Kuasa hukum buruh korban PHK, Ahmad Soleh mengatakan, jumlah buruh yang menuntut kejelasan nasib dan telah diakomodir ada sebanyak 110 orang. Namun pihaknya memperkirakan lebih dari jumlah tersebut. Pihaknya juga telah menyurati Dinas Perindustrian dan Tenaga Kerja (Dinperinaker) Brebes dan Bupati Brebes, terkait persoalan PHK sepihak tersebut. “Sehubungan adanya penutupan perusahaan PT MMM pada tanggal 30 September 2022 secara sepihak, klien kami selaku pekerja atau buruh merasa dirugikan. Ini karena klien kami tidak mendapatkan uang kompensasi berupa uang pesangon,” ujarnya, Jumat (14/10).
Dia menjelaskan, para buruh tersebut berhak mendapatkan penghargaan masa kerja dan uang pengganti hak atas penutupan perusahaan PT MMN sesuai dengan Peraturan Pemerintah Nomor 35 tahun 2021 dan Pasal 156 UU Ketenagakerjaan No 13 Tahun 2003 Jo Pasal 81 No. 44 UU Cipta Kerja No 11 Tahun 2020. Untuk itu, pihaknya meminta Kepala Dinperinaker Brebes ikut menyampaikan kepada PT MMM agar memenuhi ketentuan UU Nomor 13 Tahun 2005 Pasal 148 ayat f. Dalam aturan tersebut menyatakan bahwa pengusaha wajib memberitahukan secara tertulis kepada pekerja/ buruh dan atau serikat pekerja/serikat buruh, serta instansi yang bertanggungjawab di bidang ketenagakerjaan sekurang-kurangnya 7 hari kerja sebelum penutupan perusahaan (lock out) dilaksanakan. Kemudian, di Pasal 37 ayat 3 Peraturan Pemerintah Nomor 35 tahun 2021 mengatur, PHK dibuat dalam bentuk surat pemberitahuan dan disampaikan secara sah, dan patut oleh pengusaha kepada pekerja/buruh dan/ atau serikat pekerja/serikat buruh paling lama 14 hari kerja sebelum Pemutusan Hubungan Kerja. “Perusahaan ini tidak memberitahukan secara tertulis kepada klien kami dalam waktu 7 hari atau 14 kerja sebelum penutupan. Perusahaan juga tidak menjelaskan alasan penutupan perusahaan dan bukti-bukti pendukungnya,” jelas dia.

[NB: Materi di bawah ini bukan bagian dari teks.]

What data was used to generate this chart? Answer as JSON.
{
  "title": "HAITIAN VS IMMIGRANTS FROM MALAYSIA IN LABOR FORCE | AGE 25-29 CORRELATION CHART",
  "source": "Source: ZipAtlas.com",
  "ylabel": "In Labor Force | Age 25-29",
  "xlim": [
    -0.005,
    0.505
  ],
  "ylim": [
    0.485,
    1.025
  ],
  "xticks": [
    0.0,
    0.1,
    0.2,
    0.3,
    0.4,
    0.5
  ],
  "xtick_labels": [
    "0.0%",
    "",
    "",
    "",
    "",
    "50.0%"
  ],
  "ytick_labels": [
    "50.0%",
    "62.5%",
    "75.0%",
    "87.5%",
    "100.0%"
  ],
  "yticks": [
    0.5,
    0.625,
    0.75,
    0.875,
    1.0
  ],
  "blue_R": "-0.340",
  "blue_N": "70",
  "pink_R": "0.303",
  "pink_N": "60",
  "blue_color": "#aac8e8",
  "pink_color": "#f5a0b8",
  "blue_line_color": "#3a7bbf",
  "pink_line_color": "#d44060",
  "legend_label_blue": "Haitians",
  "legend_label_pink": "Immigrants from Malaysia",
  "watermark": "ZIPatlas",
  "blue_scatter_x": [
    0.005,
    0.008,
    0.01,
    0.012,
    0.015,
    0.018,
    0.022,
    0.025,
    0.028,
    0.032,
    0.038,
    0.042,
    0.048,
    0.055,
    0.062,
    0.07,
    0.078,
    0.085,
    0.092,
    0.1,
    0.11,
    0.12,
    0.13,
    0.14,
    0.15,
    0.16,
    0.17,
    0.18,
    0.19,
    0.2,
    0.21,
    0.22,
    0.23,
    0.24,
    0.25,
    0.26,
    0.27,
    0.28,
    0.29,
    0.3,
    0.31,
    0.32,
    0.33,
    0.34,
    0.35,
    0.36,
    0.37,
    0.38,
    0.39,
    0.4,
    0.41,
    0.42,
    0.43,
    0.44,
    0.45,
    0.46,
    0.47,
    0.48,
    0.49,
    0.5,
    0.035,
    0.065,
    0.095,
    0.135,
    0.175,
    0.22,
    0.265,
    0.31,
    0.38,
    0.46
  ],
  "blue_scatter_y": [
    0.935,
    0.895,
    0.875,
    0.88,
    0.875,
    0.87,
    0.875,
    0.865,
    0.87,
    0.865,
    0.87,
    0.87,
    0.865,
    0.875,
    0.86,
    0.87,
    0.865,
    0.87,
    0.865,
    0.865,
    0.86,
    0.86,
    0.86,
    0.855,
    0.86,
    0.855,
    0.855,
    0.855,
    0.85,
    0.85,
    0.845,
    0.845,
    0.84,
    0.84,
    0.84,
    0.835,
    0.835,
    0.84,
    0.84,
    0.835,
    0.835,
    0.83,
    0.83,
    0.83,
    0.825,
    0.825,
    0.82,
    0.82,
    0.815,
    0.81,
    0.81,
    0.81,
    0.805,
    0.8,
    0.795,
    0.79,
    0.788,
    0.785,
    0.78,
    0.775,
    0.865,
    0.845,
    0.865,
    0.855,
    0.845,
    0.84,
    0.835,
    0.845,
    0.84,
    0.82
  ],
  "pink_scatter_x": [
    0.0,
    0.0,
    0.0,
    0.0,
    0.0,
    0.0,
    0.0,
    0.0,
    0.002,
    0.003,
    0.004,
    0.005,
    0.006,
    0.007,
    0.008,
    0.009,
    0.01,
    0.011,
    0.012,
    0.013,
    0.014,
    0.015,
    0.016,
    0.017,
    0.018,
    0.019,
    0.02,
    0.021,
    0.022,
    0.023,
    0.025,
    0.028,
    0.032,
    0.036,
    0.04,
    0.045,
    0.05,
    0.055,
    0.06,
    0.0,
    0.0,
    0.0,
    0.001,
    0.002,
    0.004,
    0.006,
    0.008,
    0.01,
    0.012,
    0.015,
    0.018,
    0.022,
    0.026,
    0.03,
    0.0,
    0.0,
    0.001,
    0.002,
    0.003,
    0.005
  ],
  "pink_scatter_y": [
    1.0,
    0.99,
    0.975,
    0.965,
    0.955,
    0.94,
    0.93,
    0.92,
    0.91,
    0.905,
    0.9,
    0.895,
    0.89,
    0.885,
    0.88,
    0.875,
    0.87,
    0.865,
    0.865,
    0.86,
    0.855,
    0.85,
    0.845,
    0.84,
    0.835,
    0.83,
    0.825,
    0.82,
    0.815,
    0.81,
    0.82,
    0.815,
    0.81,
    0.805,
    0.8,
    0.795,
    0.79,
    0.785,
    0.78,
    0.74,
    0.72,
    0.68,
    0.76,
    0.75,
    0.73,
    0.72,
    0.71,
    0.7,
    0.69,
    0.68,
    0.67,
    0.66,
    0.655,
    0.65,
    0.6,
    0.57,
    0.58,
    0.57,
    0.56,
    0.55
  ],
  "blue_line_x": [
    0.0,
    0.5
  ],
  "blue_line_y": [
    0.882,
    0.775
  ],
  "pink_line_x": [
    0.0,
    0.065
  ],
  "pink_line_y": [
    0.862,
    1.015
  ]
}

Ironisnya, lanjut dia, pada 1 Oktober 2022 perusahaan tersebut mulai beroperasi kembali di lokasi yang sama dengan nama perusahaan berbeda, yakni PT MEL. Jenis usaha yang dijalankan juga sama dan menggunakan tenaga kerja (karyawan) yang sama, tetapi tidak semua karyawan PT MMM direkrut menjadi karyawan di PT MEL. Sehingga, para buruh meminta hak-hak mereka selaku pekerja di PT MMM. “Kami mohon kepada Kepala Dinperinaker Brebes untuk memberhentikan sementara sebagian atau seluruh produksi pada PT MEL yang sedang berjalan sampai dengan hak-hak klien kami terpenuhi,” tandasnya.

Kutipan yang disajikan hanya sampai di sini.